Tratándose de pronósticos políticos, lo que sí parece ser cierto para el año 2019 es que la diáspora venezolana seguirá en incremento, la disolución del Estado marchará con creces hacia la demarcación de una dinámica de poder tribal-comunal premoderna y, en medio de ese mar revuelto, existen pocas barreras reales que impidan que el grupo fáctico con más peso –encabezado por Maduro– se mantenga en el poder.

Hay quienes no comparten nuestro pesimismo e insisten en que sin lugar a dudas el gobierno se prepara para una transición o una ruptura hacia un régimen de libertades. No compartimos esa visión. Creemos, por el contrario, que el régimen hirió de muerte a buena parte de las generaciones vivas que cohabitan en Venezuela y, más allá de la permanencia de Maduro en el poder, la existencia de una profunda raíz premoderna y barbárica se ha adueñado del espíritu de la sociedad venezolana.

Queda para el debate preguntarse si este espíritu premoderno estaba presente antes de la llegada del chavismo, o sí, por el contrario, su germinación obedece por completo a la cosecha de Chávez y su séquito. Me inclino por pensar que ese espíritu premoderno nos ha acompañado desde mucho antes. Desde el Presentación Campos de Uslar Pietri, o la Marisela de Gallegos en Doña Bárbara, existe en nuestra población –como una especie de valor intangible– una irresistible atracción hacia esa idea de premodernidad.

Con éxito relativo estas apetencias de incivilización fueron contenidas a través del Estado. Basta ver lo acaecido en el siglo XX. Lo intentaron los andinos con una fuerte dosis de autoritarismo y, posteriormente, los gobiernos democráticos con su modelo de Estado paternalista y maltrecha representatividad. Pero la fuerza de la premodernidad desbordó los muros de contención que se habían edificado y poco o nada queda en pie. Tierra arrasada.

No hay en estos momentos alguna fuerza viva que pueda contener los desafueros del ejercicio del poder desde la premodernidad. Simplemente no la hay. De allí que cualquier análisis o diagnóstico sobre la situación venezolana fundado en los cimientos de la llamada democracia liberal (fundamentalmente la herencia y el legado de occidente) estarán muy probablemente condenados a fracasar.
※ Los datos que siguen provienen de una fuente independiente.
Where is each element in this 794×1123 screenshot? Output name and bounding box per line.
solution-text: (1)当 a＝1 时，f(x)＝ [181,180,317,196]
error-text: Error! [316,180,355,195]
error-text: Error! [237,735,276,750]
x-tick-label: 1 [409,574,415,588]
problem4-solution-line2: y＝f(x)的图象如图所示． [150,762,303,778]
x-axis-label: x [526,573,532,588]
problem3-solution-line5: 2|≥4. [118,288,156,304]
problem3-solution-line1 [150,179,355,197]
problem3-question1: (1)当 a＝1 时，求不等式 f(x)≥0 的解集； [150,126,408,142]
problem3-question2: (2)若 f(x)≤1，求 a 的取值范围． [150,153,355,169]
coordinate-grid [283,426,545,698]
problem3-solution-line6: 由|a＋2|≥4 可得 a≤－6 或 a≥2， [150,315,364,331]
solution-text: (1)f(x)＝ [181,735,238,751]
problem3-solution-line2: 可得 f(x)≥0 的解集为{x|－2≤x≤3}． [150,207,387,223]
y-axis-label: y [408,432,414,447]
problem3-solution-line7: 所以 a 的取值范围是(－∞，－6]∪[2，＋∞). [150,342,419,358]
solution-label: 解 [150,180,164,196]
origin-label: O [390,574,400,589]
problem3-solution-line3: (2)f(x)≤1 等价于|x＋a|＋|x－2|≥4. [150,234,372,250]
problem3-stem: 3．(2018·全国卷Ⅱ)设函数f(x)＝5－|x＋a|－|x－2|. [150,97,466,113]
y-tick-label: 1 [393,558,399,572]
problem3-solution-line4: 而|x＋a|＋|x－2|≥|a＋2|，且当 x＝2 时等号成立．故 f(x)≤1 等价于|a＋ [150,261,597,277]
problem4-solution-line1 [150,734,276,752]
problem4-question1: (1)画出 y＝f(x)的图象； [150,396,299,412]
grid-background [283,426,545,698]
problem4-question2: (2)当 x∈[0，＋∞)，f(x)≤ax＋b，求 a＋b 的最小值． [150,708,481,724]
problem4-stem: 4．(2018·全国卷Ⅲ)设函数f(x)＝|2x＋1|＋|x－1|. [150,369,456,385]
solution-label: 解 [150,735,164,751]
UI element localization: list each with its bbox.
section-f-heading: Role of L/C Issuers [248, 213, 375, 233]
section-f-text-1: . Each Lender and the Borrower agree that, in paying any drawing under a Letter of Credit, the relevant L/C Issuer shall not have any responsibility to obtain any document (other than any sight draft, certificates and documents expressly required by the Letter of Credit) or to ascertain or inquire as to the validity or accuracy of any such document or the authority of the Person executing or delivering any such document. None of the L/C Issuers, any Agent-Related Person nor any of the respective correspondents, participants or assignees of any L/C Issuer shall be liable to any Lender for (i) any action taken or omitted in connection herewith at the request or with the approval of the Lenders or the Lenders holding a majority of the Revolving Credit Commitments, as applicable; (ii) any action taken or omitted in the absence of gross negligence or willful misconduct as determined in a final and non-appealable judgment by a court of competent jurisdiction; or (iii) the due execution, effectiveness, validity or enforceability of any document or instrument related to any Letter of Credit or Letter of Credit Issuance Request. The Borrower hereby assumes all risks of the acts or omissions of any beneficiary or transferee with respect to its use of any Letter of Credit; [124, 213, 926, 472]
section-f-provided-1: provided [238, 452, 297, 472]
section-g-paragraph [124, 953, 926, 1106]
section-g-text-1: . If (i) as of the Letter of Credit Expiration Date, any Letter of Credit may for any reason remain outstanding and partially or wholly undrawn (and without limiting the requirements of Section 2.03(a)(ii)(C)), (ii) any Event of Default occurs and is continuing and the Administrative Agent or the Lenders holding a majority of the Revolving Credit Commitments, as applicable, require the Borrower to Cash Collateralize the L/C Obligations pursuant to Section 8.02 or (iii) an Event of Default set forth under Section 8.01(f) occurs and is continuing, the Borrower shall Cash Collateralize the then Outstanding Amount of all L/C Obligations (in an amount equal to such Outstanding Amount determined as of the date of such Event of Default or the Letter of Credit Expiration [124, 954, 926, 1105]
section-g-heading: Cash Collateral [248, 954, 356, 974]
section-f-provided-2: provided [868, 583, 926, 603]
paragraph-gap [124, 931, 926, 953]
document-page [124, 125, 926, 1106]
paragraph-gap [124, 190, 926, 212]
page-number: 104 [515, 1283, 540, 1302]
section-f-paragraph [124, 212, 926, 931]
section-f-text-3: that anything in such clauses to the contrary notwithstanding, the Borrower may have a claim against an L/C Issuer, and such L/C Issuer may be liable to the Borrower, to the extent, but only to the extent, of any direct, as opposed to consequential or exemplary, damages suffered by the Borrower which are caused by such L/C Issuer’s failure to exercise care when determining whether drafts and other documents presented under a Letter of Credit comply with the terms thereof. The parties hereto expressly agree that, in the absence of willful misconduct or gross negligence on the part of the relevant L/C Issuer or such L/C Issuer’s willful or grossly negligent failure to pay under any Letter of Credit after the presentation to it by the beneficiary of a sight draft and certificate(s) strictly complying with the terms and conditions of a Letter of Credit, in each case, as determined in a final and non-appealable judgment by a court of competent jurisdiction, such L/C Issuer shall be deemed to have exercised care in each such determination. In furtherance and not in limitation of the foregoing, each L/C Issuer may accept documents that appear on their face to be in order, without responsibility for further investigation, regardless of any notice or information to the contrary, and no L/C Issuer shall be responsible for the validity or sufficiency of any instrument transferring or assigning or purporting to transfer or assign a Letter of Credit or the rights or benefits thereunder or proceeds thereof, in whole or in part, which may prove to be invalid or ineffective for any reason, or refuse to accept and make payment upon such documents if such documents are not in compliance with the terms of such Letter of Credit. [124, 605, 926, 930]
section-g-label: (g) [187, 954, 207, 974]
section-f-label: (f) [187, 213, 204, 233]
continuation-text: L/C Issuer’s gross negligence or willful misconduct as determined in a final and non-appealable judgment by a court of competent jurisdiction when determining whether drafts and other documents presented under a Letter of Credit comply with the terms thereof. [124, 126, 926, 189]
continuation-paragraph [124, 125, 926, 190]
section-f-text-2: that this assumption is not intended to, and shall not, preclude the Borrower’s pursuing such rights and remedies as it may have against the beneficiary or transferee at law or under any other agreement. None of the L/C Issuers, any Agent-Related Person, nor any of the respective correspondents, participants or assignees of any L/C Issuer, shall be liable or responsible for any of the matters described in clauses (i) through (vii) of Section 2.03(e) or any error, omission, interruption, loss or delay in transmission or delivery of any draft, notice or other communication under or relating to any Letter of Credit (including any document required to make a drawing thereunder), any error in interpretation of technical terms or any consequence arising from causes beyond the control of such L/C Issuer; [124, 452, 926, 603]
Somos prisioneros de un sistema que no comprendemos, de unos códigos de comunicación ininteligibles para la racionalidad, y de una simbología que es ajena al progreso, a la luz y la virtud. El país simplemente dejó de pertenecernos –tal vez la dura verdad es que nunca fue nuestro, ni de nuestros valores, y solo vivimos un espejismo de ello– y bajo el secuestro más palpable, lo cierto del caso es que andamos a la deriva, solos y olvidados, con la difusa esperanza de algún milagro sujeto a lo imponderable. Mucha fuerza y templanza para el venidero 2019.